AMERICA'S SECRET ARISTOCRACY

By

Pub Date: Oct. 1st, 1987
Publisher: Little, Brown

Birmingham seems to share at least one trait with the ""aristocrats"" about whom he writes so knowledgeably--he apparently never throws anything away. Here in his 23rd book, he stitches together a patchwork of snippets of research material gathered for his earlier Jaequeline Bouvier Kennedy Onassis, a few scraps from The Right People, a swatch or two from The Grandes Dames, as well as bits and pieces from other assorted works: all rather secondhand and a trifle faded perhaps, but consistently entertaining nonetheless.
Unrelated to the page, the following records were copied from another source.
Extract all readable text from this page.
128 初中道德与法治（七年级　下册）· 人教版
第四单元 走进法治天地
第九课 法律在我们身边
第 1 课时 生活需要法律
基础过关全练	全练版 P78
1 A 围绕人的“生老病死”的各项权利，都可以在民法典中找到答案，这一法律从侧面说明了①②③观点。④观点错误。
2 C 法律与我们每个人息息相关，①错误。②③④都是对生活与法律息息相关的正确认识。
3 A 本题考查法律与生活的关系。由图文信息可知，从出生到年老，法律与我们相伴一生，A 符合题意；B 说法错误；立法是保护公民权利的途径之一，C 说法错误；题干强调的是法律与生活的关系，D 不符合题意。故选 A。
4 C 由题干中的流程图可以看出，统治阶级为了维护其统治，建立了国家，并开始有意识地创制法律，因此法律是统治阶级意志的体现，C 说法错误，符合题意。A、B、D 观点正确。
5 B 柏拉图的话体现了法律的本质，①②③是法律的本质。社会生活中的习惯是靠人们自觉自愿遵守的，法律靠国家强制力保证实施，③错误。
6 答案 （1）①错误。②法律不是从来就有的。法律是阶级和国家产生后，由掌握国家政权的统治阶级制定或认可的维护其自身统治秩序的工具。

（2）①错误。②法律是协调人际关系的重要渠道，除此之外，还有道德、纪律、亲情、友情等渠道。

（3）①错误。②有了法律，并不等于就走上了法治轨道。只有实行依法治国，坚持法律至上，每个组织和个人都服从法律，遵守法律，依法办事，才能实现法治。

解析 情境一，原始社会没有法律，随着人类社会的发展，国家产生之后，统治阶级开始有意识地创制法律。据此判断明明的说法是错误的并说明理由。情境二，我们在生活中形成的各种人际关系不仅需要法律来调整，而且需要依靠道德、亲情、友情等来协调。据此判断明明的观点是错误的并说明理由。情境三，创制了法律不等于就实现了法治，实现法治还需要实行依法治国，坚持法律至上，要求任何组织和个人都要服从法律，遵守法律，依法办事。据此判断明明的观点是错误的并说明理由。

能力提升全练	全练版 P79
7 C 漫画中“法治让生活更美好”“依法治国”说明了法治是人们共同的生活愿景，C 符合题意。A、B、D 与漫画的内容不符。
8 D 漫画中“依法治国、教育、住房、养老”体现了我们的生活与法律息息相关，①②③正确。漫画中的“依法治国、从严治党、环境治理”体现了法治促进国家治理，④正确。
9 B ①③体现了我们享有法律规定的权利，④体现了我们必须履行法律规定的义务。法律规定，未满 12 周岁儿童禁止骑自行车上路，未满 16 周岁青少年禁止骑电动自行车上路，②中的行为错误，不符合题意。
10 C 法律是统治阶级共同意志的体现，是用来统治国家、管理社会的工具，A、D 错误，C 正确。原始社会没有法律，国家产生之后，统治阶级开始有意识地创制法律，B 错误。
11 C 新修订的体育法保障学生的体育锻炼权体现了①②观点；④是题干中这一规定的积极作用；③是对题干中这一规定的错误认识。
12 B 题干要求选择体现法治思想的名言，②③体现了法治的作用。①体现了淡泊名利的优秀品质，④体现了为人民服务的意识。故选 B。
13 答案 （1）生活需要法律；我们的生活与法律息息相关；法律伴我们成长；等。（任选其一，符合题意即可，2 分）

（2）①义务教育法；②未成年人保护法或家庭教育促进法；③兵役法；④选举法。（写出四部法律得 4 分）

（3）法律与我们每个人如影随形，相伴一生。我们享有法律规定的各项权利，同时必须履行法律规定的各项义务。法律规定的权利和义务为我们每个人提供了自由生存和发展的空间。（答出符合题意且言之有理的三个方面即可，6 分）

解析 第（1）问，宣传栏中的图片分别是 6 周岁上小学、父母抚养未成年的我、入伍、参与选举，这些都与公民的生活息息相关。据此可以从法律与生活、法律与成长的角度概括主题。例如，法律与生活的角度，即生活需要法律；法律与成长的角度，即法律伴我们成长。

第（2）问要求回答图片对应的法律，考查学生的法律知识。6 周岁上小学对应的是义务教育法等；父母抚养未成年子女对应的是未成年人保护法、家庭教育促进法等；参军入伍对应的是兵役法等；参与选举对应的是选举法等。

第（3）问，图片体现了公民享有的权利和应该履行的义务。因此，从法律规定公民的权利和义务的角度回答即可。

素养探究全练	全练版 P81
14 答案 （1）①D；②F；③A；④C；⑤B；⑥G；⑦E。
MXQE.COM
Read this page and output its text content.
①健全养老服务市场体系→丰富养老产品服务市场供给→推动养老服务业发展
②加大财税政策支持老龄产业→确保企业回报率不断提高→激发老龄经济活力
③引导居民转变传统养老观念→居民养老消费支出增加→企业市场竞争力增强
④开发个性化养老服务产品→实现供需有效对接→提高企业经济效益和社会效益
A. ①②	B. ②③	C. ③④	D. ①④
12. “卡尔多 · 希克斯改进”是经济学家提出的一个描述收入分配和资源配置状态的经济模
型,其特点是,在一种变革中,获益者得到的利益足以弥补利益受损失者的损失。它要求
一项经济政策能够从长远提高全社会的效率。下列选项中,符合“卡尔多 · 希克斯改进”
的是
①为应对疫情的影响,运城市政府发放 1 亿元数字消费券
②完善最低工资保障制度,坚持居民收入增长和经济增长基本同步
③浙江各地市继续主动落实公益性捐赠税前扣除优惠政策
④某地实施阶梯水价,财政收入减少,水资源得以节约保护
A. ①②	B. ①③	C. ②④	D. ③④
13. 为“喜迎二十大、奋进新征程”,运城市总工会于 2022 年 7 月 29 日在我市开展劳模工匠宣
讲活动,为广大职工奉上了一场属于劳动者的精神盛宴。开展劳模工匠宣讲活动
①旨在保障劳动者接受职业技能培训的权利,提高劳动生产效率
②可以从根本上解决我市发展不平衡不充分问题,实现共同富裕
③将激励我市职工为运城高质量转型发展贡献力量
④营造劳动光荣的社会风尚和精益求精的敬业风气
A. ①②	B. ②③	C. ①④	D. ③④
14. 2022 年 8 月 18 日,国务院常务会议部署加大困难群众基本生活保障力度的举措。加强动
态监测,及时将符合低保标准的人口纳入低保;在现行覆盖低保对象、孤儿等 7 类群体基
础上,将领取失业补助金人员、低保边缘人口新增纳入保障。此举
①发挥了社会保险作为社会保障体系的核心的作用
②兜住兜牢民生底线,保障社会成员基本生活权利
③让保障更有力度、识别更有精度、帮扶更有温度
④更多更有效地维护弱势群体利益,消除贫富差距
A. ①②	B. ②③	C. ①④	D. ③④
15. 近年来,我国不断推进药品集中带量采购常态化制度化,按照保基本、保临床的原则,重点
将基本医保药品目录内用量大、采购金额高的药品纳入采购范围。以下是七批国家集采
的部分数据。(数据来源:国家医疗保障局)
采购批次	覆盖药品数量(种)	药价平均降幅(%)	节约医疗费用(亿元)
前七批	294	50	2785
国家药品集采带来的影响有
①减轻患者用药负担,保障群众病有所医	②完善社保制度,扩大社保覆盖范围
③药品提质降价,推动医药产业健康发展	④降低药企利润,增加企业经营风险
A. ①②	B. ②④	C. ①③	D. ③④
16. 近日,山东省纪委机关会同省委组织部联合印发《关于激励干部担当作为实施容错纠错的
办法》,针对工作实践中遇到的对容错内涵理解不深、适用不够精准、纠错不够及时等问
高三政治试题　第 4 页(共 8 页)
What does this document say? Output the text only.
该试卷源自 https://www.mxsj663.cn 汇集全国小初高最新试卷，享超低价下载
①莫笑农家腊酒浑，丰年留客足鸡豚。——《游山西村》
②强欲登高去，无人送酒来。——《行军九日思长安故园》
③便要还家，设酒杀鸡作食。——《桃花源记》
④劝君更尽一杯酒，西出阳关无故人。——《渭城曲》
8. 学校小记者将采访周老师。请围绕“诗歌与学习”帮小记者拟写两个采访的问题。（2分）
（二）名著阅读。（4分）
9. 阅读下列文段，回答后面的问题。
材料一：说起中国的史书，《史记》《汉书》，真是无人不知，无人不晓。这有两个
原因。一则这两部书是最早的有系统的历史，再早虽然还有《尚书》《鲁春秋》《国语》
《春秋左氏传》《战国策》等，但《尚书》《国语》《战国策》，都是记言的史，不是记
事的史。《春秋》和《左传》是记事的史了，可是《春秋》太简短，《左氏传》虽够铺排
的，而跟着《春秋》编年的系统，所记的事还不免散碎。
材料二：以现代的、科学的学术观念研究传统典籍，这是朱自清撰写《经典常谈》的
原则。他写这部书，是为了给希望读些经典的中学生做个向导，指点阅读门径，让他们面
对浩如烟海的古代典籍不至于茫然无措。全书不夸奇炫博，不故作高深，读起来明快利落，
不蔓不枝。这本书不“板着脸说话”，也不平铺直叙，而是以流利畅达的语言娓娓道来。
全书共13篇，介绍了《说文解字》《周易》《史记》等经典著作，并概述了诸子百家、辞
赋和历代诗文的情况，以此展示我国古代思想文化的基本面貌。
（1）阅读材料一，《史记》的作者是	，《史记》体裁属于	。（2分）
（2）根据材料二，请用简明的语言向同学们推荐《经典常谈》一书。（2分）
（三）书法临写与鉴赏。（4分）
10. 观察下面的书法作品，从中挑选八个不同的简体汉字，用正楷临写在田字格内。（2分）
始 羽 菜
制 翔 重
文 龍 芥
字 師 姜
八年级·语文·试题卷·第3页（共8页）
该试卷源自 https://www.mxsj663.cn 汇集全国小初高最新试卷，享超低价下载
One of the major problems here, though, and probably an unavoidable one, is the monochromatic tone of these tales of life among the Livingstons, Jays, Gardners, Pinckneys, Roosevelts, and the rest of these ""founding families."" ""Breeding,"" not the liveliest of human qualities, is an ever-recurring theme, whether Birmingham is telling of a guest making her own bed each morning before descending to greet her hosts, or an octogenarian lady facing down a band of teen-agers carousing on the ancestral acres. The author attempts to vary this somewhat pallid fare with anecdotes about the eccentricities of such social lions as John Armstrong Chanler, who invariably wore a pair of binoculars slung about his neck when dining in a restaurant. (He liked to keep an eye on his waiters.) There are also such supposedly enlivening revelations as the fact that the original Bouviers were French peasants and not nobility, contrary to what tabloid readers were informed during the 1960's. Birmingham's writing, as always, is smooth and sophisticated (without being either smart-alecky or sychophantic), and, though readers are unlikely to gain any flesh insights into what distinguishes ""America's secret aristocracy,"" other than it apparently has something to do with ""self-esteem,"" they won't be bored either.